Desmond Mpilo Tutu | Western Cape Government

Desmond Mpilo Tutu

(Western Cape Government)
Desmond Tutu was born in Klerksdorp in 1931 and is the son of a schoolteacher and a domestic worker.

The year 1958 was to prove a watershed year for Tutu. Following the introduction of what was formally known as Bantu education, Tutu decided to leave his teaching career and enter the ministry. Tutu attended St Peter's Theological College in Rosettenville where he received his Licentiate in Theology in 1960 and was ordained to the priesthood in Johannesburg in 1961.

Subsequently, he dedicated himself wholeheartedly to this new calling by furthering his studies at the University of London, United Kingdom, where he received his Bachelor of Divinity Honours and Master of Theology degrees whilst a part-time curate in a local parish. In 1967, he returned to South Africa and joined the staff of the Federal Theological Seminary in Alice and became chaplain at the University of Fort Hare.

The year 1975 proved to be another important year in the life of Desmond Tutu as he was ordained the Dean of St Mary's Cathedral, Johannesburg, and was soon elected Bishop of Lesotho. In 1975, South Africa was on the brink of major political upheaval and it was in this environment that Tutu was appointed to the post of General Secretary of the South African Council of Churches (SACC).

The SACC represented all the major Christian churches in South Africa, apart from the Dutch Reformed Church and the Catholic Church.
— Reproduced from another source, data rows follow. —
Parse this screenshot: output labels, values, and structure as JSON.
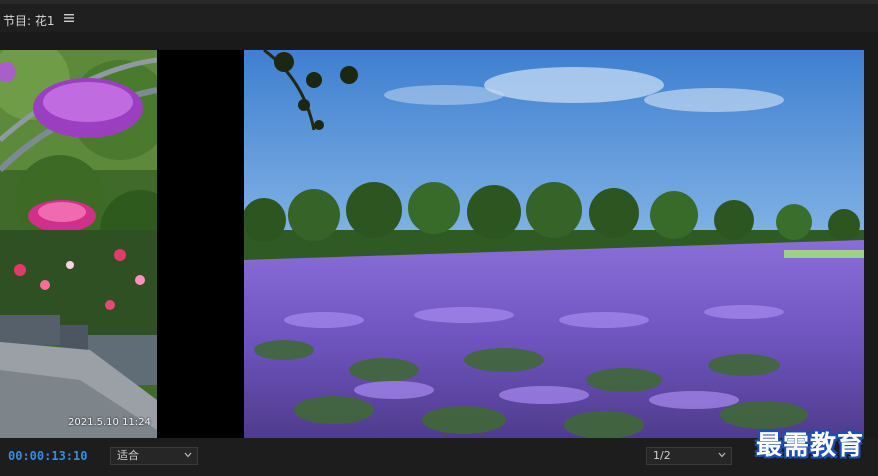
{
  "panel": {
    "title": "节目: 花1",
    "menu_icon": "hamburger-menu-icon"
  },
  "viewer": {
    "left_clip_timestamp": "2021.5.10 11:24"
  },
  "controls": {
    "timecode": "00:00:13:10",
    "fit_select": "适合",
    "resolution_select": "1/2"
  },
  "watermark": {
    "brand": "最需教育"
  },
  "colors": {
    "timecode": "#2f8fe8",
    "brand_outline": "#1c4fb0",
    "panel_bg": "#1d1d1d"
  }
}
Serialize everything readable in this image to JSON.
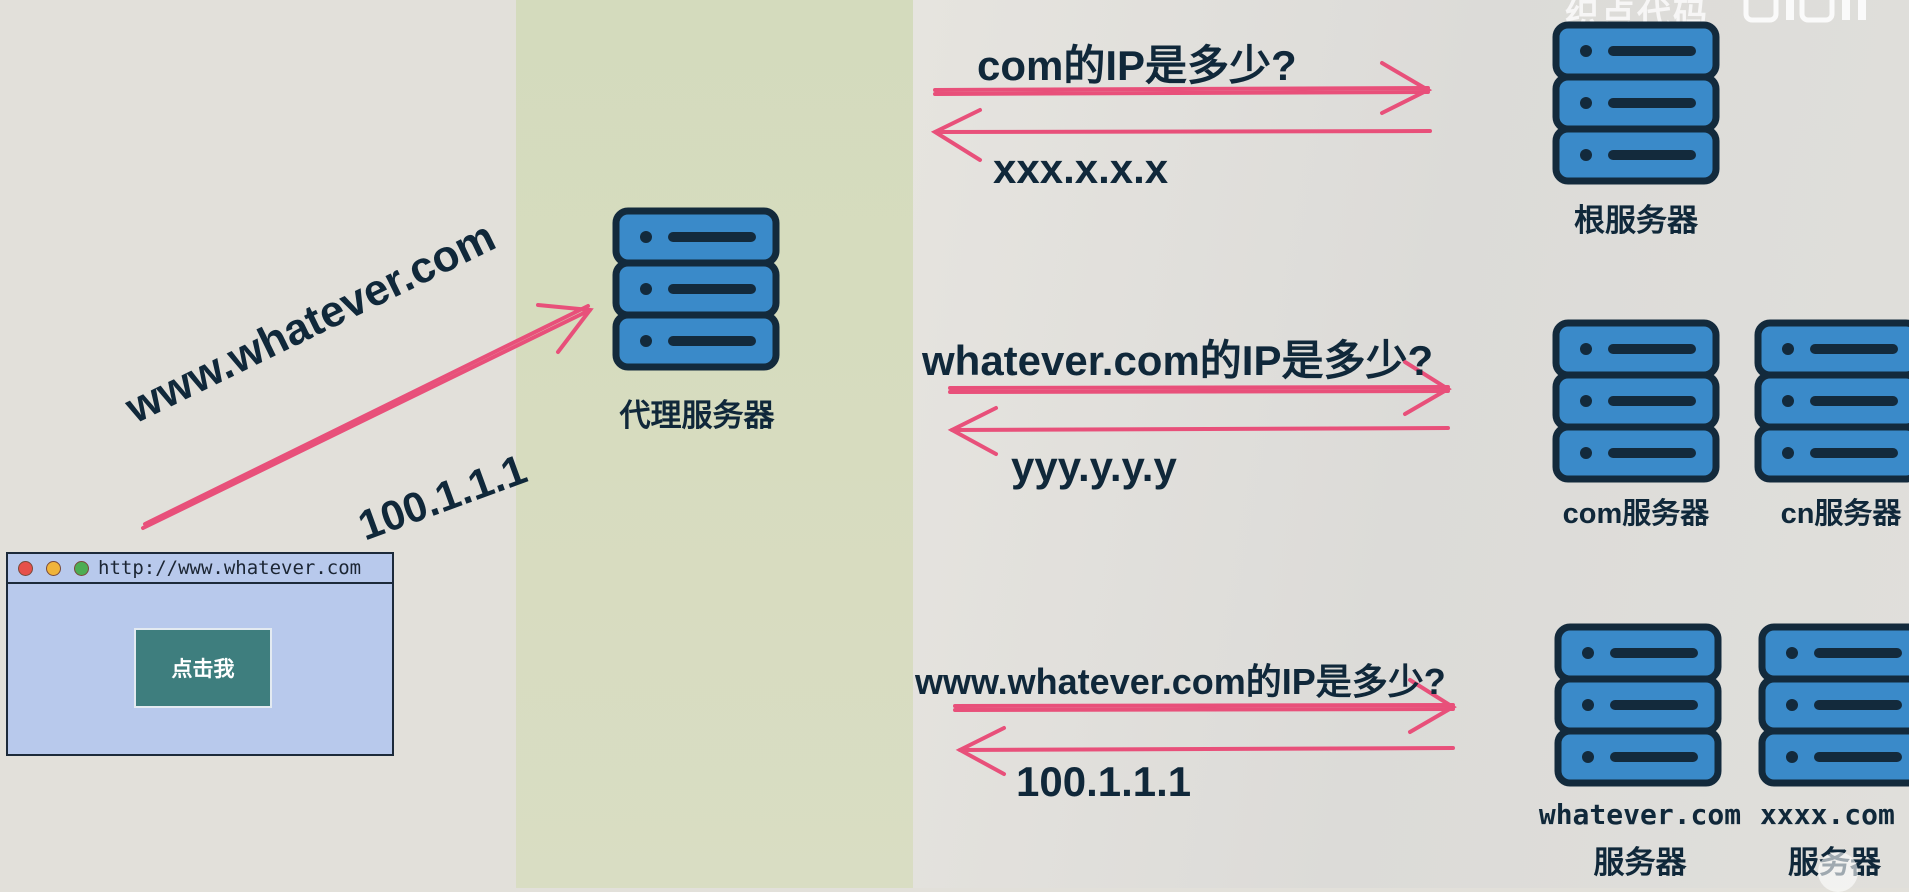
{
  "watermark": {
    "text": "织点代码",
    "logo": "bilibili"
  },
  "proxy": {
    "label": "代理服务器"
  },
  "client": {
    "request_label": "www.whatever.com",
    "response_label": "100.1.1.1",
    "browser": {
      "url": "http://www.whatever.com",
      "button_label": "点击我"
    }
  },
  "queries": [
    {
      "question": "com的IP是多少?",
      "answer": "xxx.x.x.x"
    },
    {
      "question": "whatever.com的IP是多少?",
      "answer": "yyy.y.y.y"
    },
    {
      "question": "www.whatever.com的IP是多少?",
      "answer": "100.1.1.1"
    }
  ],
  "servers": {
    "root": "根服务器",
    "com": "com服务器",
    "cn": "cn服务器",
    "whatever_line1": "whatever.com",
    "whatever_line2": "服务器",
    "xxxx_line1": "xxxx.com",
    "xxxx_line2": "服务器"
  },
  "colors": {
    "arrow": "#e8507a",
    "server_fill": "#3a8ac9",
    "server_stroke": "#132a3c",
    "proxy_band": "#d5dbbe",
    "browser_bg": "#b8c9ec",
    "button_bg": "#3e7e7e"
  }
}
Under Tutu's leadership and guidance, the SACC became a leading institution in South African spiritual and political life that gave voice to the ideals and aspirations of millions of Christians. The period between 1978 and 1985 launched Tutu onto the national and international stage as the SACC was at the forefront of helping those who were disenfranchised by apartheid.

Desmond Tutu and the SACC became inexorably linked as he became the unofficial leader of the crusade for justice and racial conciliation in South Africa. In 1984, his contribution to the cause of racial justice in South Africa was recognised when he received the Nobel Peace Prize.

In 1985, Bishop Tutu was elected Bishop of Johannesburg. In this capacity he once again proved to be an agent for change as he promoted unity between black and white Anglicans in South Africa. In 1986, he was elected Archbishop of Cape Town, which demonstrated a vote of confidence in the abilities of Bishop Tutu to stand at the forefront of the crusade for justice and reconciliation on behalf of the Anglican Church of South Africa and people of other denominations and faiths. In 1987, he was elected as President of the All Africa Conference of Churches.

In 1995, due in no small part to his promotion of justice and reconciliation, President Nelson Mandela appointed Archbishop Tutu to chair South Africa's Truth and Reconciliation Commission. The TRC was specifically set up to probe gross human rights violations between 1960 and the President's inauguration in 1994. Archbishop Tutu and his fellow Commissioners presented the Commission's Preliminary Report to the President in October 1998.

Bishop Tutu retired from office as Archbishop of Cape Town in June 1996, but was named Archbishop Emeritus (an honorary title) from July 1996. Despite this, he remains active in the pursuit of social justice and development, illustrated by the establishment of the Desmond Tutu Peace Centre and the Desmond Tutu Leadership Awards Program. He also undertook a sabbatical at Emory University in Atlanta where he was invited as the William R Cannon Professor of Theology at the Candler School of Theology.

Archbishop Tutu holds honorary degrees from universities such as Harvard, Oxford, Cambridge and Yale. In addition to the Nobel Peace Prize, he has also been honoured by the Order of Meritorious Service Award presented by President Mandela, the Archbishop of Canterbury's Award for outstanding Service to the Anglican Communion and the Martin Luther King Jr Non-Violent Peace Prize among others.